DOME: Directional medical embedding vectors from electronic health records

J Biomed Inform. 2025 Jan 2:104768. doi: 10.1016/j.jbi.2024.104768. Online ahead of print.

Abstract

Motivation: The increasing availability of electronic health record (EHR) systems has created enormous potential for translational research. Recent developments in representation learning techniques have led to effective large-scale representations of EHR concepts along with knowledge graphs that empower downstream EHR studies. However, most existing methods require training with patient-level data, limiting their abilities to expand the training with multi-institutional EHR data. On the other hand, scalable approaches that only require summary-level data do not incorporate temporal dependencies between concepts.

Methods: We introduce a DirectiOnal Medical Embedding (DOME) algorithm to encode temporally directional relationships between medical concepts, using summary-level EHR data. Specifically, DOME first aggregates patient-level EHR data into an asymmetric co-occurrence matrix. Then it computes two Positive Pointwise Mutual Information (PPMI) matrices to encode the pairwise prior/posterior dependencies respectively. Following that, a joint matrix factorization is performed on the two PPMI matrices, which results in three vectors for each concept: a semantic embedding and two directional context embeddings. They collectively provide a comprehensive depiction of the temporal relationship between EHR concepts.

Results: We highlight the advantages and translational potential of DOME through three sets of validation studies.
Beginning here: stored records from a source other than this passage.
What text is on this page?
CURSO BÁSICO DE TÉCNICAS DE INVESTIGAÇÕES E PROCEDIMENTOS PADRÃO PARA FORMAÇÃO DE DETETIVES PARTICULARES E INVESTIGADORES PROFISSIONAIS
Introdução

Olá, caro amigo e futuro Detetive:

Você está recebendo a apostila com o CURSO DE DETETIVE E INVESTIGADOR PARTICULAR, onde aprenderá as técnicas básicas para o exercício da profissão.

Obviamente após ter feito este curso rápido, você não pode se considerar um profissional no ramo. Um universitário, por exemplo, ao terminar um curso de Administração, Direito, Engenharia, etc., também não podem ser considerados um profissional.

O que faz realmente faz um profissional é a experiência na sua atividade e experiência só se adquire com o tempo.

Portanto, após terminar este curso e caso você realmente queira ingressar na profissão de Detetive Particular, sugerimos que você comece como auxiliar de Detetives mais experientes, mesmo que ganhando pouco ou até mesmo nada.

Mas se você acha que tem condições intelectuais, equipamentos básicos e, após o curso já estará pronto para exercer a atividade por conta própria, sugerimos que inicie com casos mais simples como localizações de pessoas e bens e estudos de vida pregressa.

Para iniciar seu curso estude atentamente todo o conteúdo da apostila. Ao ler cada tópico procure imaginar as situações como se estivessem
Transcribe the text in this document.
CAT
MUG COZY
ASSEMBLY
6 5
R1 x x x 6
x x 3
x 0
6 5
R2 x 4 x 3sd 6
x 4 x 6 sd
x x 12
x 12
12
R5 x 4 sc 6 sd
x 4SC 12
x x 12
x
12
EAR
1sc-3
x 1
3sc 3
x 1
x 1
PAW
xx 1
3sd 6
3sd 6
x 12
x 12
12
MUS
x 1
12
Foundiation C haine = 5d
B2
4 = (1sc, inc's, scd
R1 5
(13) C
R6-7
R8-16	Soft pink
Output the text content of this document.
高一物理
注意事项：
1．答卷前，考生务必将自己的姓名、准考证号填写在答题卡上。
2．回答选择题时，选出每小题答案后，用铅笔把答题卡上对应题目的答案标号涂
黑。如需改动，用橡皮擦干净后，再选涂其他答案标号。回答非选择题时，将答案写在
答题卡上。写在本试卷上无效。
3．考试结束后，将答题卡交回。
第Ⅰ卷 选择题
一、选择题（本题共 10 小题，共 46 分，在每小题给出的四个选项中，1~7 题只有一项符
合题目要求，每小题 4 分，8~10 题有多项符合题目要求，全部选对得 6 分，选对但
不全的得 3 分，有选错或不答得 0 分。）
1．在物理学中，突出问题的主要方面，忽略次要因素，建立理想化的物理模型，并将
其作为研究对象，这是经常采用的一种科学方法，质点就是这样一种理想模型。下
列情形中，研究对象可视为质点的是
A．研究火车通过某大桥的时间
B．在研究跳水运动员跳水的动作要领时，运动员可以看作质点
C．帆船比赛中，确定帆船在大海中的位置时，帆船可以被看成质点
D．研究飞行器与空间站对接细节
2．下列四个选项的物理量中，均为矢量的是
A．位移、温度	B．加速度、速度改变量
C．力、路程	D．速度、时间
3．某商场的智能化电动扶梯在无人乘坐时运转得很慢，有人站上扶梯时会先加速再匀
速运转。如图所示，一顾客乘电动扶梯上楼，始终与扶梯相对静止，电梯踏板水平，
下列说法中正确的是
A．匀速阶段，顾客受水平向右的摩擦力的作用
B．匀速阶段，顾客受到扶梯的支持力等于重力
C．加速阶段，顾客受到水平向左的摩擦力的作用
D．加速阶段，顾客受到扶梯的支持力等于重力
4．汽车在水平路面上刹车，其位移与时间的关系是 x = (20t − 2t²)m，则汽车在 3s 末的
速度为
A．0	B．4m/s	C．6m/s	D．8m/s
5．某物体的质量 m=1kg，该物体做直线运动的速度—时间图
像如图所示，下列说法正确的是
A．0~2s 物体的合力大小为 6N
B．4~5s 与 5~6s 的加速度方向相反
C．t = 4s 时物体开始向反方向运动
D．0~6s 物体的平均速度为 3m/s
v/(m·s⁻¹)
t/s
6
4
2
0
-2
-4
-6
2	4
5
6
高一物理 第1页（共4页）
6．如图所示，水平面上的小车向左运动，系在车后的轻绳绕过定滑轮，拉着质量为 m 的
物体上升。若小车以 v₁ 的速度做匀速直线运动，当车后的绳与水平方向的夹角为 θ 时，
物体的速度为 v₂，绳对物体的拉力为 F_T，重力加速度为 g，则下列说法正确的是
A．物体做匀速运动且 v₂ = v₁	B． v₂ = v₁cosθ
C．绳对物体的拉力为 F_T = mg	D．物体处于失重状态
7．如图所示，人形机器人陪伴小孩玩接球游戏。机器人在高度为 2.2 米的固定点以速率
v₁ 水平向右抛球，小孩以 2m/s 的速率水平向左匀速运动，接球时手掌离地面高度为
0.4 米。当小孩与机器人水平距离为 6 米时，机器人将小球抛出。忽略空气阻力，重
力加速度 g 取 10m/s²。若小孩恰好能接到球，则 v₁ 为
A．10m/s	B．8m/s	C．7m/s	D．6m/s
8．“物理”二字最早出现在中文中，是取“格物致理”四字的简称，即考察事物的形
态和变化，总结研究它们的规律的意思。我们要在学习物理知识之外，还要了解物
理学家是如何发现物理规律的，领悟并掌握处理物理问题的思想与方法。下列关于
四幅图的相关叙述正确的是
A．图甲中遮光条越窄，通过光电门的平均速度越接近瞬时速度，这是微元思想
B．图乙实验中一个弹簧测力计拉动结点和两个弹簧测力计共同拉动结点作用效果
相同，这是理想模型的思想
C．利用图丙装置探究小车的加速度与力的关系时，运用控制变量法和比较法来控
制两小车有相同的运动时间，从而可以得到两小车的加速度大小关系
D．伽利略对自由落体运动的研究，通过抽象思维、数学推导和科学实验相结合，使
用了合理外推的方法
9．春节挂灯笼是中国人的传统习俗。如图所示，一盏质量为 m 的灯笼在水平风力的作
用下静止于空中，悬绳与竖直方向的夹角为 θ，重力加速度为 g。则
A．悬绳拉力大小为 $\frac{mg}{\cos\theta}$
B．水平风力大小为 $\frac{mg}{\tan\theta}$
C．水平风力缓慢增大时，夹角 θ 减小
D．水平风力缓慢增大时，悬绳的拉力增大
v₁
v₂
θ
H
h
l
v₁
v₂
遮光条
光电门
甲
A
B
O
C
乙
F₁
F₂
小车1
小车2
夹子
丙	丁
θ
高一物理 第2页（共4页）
First, DOME consistently improves existing direction-agnostic embedding vectors for disease risk prediction in several diseases, for example in lung cancer, by 8.1% in the area under the receiver operating characteristic (AUROC). Second, DOME excels in directional drug-disease relationship inference by successfully differentiating between drug side effects and indications, achieving performance improvements over the state-of-the-art methods by 6.2% and 5.5% in AUROC, correspondingly. Finally, DOME effectively constructs directional knowledge graphs, which distinguish disease risk factors from comorbidities, thereby revealing disease progression trajectories. The source codes are provided at https://github.com/celehs/Directional-EHR-embedding.

Keywords: Directional medical embedding; Drug-disease relationship; Electronic Health Records.